Ashton Eating wrote:
Thanks for the replies, I do acknowledge that I'm too lean at the moment, which is why I've decided to start lifting. I very likely will not go back to swimming on our team, but often do a swimming wkout as cross-training. What I've surmised so far from the comments is that I ought to start slow and light with squats, deadlifts, cleans, bench, overhead and a variety of body-weight exercises. I do have a shotput at home, I took it over the summer to practice form, and regularly do a throwing session in my backyard on off days or easy days of running.
New question: If i intend to keep up some minimal mileage (15-25mpw) how should that fit around my lifting schedule?

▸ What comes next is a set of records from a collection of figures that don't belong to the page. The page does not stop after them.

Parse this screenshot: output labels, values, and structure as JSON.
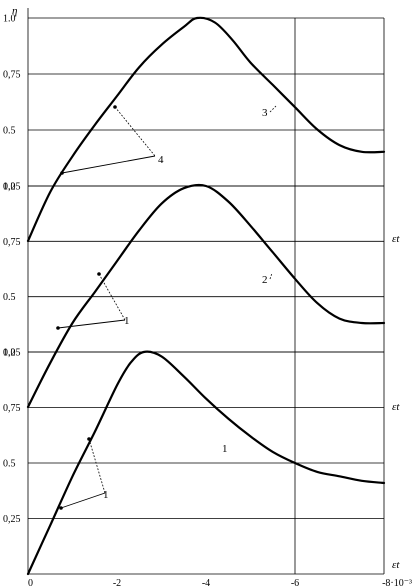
{
  "chart_data": {
    "type": "line",
    "title": "",
    "ylabel": "η",
    "xlabel": "εt",
    "x_unit_label": "·10⁻³",
    "xlim": [
      0,
      -8
    ],
    "x_ticks": [
      {
        "value": 0,
        "label": "0"
      },
      {
        "value": -2,
        "label": "-2"
      },
      {
        "value": -4,
        "label": "-4"
      },
      {
        "value": -6,
        "label": "-6"
      },
      {
        "value": -8,
        "label": "-8·10⁻³"
      }
    ],
    "vertical_reference_line_x": -6,
    "panels": [
      {
        "name": "top",
        "ylim": [
          0.25,
          1.0
        ],
        "y_ticks": [
          {
            "value": 1.0,
            "label": "1.0"
          },
          {
            "value": 0.75,
            "label": "0,75"
          },
          {
            "value": 0.5,
            "label": "0.5"
          },
          {
            "value": 0.25,
            "label": "0,25"
          }
        ],
        "axis_label": "η",
        "curve": {
          "label": "3",
          "x": [
            0,
            -0.5,
            -1,
            -1.5,
            -2,
            -2.5,
            -3,
            -3.5,
            -3.8,
            -4.2,
            -4.6,
            -5,
            -5.5,
            -6,
            -6.5,
            -7,
            -7.5,
            -8
          ],
          "y": [
            0.0,
            0.22,
            0.38,
            0.52,
            0.65,
            0.78,
            0.88,
            0.96,
            1.0,
            0.98,
            0.9,
            0.8,
            0.7,
            0.6,
            0.5,
            0.43,
            0.4,
            0.4
          ]
        },
        "annotation": {
          "label": "4"
        }
      },
      {
        "name": "middle",
        "ylim": [
          0.25,
          1.0
        ],
        "y_ticks": [
          {
            "value": 1.0,
            "label": "1.0"
          },
          {
            "value": 0.75,
            "label": "0,75"
          },
          {
            "value": 0.5,
            "label": "0.5"
          },
          {
            "value": 0.25,
            "label": "0,25"
          }
        ],
        "axis_label": "εt",
        "curve": {
          "label": "2",
          "x": [
            0,
            -0.5,
            -1,
            -1.5,
            -2,
            -2.5,
            -3,
            -3.5,
            -4,
            -4.5,
            -5,
            -5.5,
            -6,
            -6.5,
            -7,
            -7.5,
            -8
          ],
          "y": [
            0.0,
            0.2,
            0.38,
            0.52,
            0.66,
            0.8,
            0.92,
            0.99,
            1.0,
            0.93,
            0.82,
            0.7,
            0.58,
            0.47,
            0.4,
            0.38,
            0.38
          ]
        },
        "annotation": {
          "label": "1"
        }
      },
      {
        "name": "bottom",
        "ylim": [
          0.0,
          1.0
        ],
        "y_ticks": [
          {
            "value": 1.0,
            "label": "1.0"
          },
          {
            "value": 0.75,
            "label": "0,75"
          },
          {
            "value": 0.5,
            "label": "0.5"
          },
          {
            "value": 0.25,
            "label": "0,25"
          }
        ],
        "axis_label": "εt",
        "curve": {
          "label": "1",
          "x": [
            0,
            -0.5,
            -1,
            -1.5,
            -2,
            -2.3,
            -2.6,
            -3,
            -3.5,
            -4,
            -4.5,
            -5,
            -5.5,
            -6,
            -6.5,
            -7,
            -7.5,
            -8
          ],
          "y": [
            0.0,
            0.22,
            0.44,
            0.64,
            0.85,
            0.95,
            1.0,
            0.98,
            0.89,
            0.79,
            0.7,
            0.62,
            0.55,
            0.5,
            0.46,
            0.44,
            0.42,
            0.41
          ]
        },
        "annotation": {
          "label": "1"
        }
      }
    ]
  }
}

Before/After lifting? Run only on off days?
Again, thanks for the replies.
Depends on your priority.
During periods of heavy training and running do that first then lifting second. During periods of lifting priority lift first then train/run.
Consolidate heavy stress. Hard sprints jumps ect on same day as lower body lifting but as a secondary workout.
In your situation. I would do an upper/lower split with the upper body days in your easy running days and the lower body days on your hard sprint/jump days.
Maybe something like this:
Day 1: am: easy run; pm: upper body strength
Day 2: am: hard sprints jumps or intervals; pm: lower body strength
Day 3: off, recovery, mobility, foam rolling
Day 4: repeat day 1
Day 5: repeat day 2
Day 6/7: off, recovery, mobility, foam rolling, technique work, swimming, etc but nothing too crazy. Long easy run one day would also be ok.